Avalanche danger will be higher when slopes are directly in the sun. Play close attention to overhead hazards; slopes or cornices may fail when receiving strong solar. Loose solar triggered avalanches, or cornice failures may step down deeper.
Weather Forecast
It's clear and calm this morning. Expect solar triggered avalanches, starting on E aspects and following the sun. A cold front will move in this afternoon bringing increasing cloud and rising SW'ly winds. Tuesday should be mostly cloudy, with light winds and flurries. On Wednesday, another upper ridge builds bringing sunny periods.
Snowpack Summary
A very soft slab exists over a thin crust down ~30cm and a widespread surface hoar layer down ~50cm. The surface hoar is most reactive where it is largest; between 1700-1900m; or on steep solar aspects where it sits on a crust. Tests indicate it is likely to be triggered by light loads (easy to moderate, planar/collapses and RB2 whole block).
Avalanche Summary
Clouds reduced solar effects yesterday. When the sun did hit slopes, several size 1.5-2 solar triggered avalanches occurred. There have been human triggered avalanches up to size 2 on the most recent surface hoar layer. These have occurred on all aspects and elevations, with the avalanches propagating up to 300m wide and traveling fast and far.
Problems
Persistent Slabs
Persistent Slab avalanches are the release of a cohesive layer of snow (a slab) in the middle to upper snowpack, when the bond to an underlying persistent weak layer breaks.

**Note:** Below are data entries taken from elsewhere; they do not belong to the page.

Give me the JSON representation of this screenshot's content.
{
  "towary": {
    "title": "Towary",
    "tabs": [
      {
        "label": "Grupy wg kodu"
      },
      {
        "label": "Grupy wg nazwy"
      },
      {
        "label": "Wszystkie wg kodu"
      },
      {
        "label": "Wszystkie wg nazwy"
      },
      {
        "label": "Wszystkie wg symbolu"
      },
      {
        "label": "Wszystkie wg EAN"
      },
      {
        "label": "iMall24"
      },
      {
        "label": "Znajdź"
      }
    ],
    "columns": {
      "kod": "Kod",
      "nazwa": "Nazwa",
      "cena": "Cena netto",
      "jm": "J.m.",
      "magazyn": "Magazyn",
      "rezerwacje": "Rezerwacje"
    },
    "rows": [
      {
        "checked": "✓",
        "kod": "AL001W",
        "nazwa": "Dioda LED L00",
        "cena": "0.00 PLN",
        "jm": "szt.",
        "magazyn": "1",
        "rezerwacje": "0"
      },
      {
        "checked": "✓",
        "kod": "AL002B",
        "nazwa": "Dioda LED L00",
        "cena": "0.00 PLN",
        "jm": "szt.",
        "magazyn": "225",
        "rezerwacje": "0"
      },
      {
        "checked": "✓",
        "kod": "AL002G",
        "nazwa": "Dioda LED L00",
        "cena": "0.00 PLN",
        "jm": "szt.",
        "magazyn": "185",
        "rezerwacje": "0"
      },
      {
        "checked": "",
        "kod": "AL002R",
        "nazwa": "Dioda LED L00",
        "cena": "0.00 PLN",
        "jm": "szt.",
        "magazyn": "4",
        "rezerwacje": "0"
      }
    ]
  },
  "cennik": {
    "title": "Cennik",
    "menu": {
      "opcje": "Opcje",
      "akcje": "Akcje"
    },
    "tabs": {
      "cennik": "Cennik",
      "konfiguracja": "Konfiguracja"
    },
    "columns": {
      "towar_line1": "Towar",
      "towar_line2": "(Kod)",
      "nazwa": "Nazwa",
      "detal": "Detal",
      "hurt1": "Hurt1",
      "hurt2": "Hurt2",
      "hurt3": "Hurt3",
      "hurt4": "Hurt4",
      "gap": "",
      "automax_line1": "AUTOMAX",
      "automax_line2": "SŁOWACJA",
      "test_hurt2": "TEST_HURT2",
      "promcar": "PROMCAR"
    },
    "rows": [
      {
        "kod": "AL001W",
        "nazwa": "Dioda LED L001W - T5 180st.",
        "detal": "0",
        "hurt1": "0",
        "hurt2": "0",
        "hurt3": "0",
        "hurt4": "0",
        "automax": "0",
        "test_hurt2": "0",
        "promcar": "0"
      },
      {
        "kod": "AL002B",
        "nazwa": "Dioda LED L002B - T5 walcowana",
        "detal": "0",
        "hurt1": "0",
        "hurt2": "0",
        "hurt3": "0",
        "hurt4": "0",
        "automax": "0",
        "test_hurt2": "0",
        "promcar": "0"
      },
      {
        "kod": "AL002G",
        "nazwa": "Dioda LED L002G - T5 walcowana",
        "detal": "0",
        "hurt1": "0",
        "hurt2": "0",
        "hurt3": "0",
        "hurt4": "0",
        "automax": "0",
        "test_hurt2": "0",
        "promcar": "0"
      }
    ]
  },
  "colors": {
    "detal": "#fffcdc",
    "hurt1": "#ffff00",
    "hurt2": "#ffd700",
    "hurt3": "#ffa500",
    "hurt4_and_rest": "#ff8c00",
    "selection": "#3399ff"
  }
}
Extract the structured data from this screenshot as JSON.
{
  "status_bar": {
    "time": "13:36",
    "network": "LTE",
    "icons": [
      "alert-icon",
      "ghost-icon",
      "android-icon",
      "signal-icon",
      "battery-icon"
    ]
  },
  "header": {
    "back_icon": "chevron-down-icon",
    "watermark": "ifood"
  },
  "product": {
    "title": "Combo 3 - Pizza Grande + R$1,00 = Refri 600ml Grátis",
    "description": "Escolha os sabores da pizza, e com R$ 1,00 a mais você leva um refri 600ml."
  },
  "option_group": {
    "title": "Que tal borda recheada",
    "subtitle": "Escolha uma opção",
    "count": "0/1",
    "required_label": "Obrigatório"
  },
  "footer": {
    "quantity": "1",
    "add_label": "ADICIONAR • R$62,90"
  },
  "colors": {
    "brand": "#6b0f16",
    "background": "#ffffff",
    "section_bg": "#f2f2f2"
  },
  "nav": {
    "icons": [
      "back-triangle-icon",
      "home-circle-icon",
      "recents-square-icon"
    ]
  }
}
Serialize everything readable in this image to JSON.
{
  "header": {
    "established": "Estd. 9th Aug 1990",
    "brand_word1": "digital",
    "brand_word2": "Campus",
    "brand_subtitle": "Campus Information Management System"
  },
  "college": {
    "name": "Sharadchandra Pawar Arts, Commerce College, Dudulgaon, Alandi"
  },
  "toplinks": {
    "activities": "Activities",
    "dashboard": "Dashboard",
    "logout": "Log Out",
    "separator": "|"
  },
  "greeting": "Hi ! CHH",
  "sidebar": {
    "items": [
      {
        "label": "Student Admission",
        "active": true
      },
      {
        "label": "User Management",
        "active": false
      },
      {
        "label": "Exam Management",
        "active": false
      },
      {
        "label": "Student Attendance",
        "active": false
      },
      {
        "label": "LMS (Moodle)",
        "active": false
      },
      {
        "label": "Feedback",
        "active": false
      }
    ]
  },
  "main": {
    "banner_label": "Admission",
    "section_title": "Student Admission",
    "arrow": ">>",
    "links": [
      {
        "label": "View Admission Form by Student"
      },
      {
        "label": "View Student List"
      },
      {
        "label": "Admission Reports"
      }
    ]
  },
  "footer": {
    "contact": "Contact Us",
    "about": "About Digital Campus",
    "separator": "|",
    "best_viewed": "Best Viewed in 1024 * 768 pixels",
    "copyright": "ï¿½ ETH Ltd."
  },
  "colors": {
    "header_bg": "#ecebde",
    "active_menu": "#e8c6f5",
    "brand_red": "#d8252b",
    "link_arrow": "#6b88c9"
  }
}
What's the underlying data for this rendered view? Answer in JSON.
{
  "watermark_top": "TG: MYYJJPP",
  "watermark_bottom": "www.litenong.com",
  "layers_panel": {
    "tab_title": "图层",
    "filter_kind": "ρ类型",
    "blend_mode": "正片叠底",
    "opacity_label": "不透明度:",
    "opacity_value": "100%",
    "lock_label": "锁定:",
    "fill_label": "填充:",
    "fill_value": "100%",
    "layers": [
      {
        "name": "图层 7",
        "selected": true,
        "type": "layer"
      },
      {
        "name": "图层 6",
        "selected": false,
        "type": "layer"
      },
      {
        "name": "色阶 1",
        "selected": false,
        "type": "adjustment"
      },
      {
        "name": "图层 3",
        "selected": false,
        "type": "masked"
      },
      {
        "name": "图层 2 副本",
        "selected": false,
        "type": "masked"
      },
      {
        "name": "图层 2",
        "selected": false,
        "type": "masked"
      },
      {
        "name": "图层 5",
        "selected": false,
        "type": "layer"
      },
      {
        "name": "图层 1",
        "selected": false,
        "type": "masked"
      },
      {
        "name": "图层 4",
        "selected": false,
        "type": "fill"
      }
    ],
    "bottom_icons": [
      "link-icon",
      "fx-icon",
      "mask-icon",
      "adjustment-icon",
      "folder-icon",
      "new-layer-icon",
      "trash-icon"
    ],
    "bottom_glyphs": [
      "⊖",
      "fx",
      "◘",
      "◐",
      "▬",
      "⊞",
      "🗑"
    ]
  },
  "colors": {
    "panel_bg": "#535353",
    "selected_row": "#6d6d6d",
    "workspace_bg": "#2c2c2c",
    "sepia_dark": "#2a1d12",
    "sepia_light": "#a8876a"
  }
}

Persistent layers include: surface hoar, depth hoar, near-surface facets, or faceted snow. Persistent weak layers can continue to produce avalanches for days, weeks or even months, making them especially dangerous and tricky. As additional snow and wind events build a thicker slab on top of the persistent weak layer, this avalanche problem may develop into a Deep Persistent Slab.
Wind Slabs
Wind Slab avalanches are the release of a cohesive layer of snow (a slab) formed by the wind. Wind typically transports snow from the upwind sides of terrain features and deposits snow on the downwind side. Wind slabs are often smooth and rounded and sometimes sound hollow, and can range from soft to hard. Wind slabs that form over a persistent weak layer (surface hoar, depth hoar, or near-surface facets) may be termed Persistent Slabs or may develop into Persistent Slabs.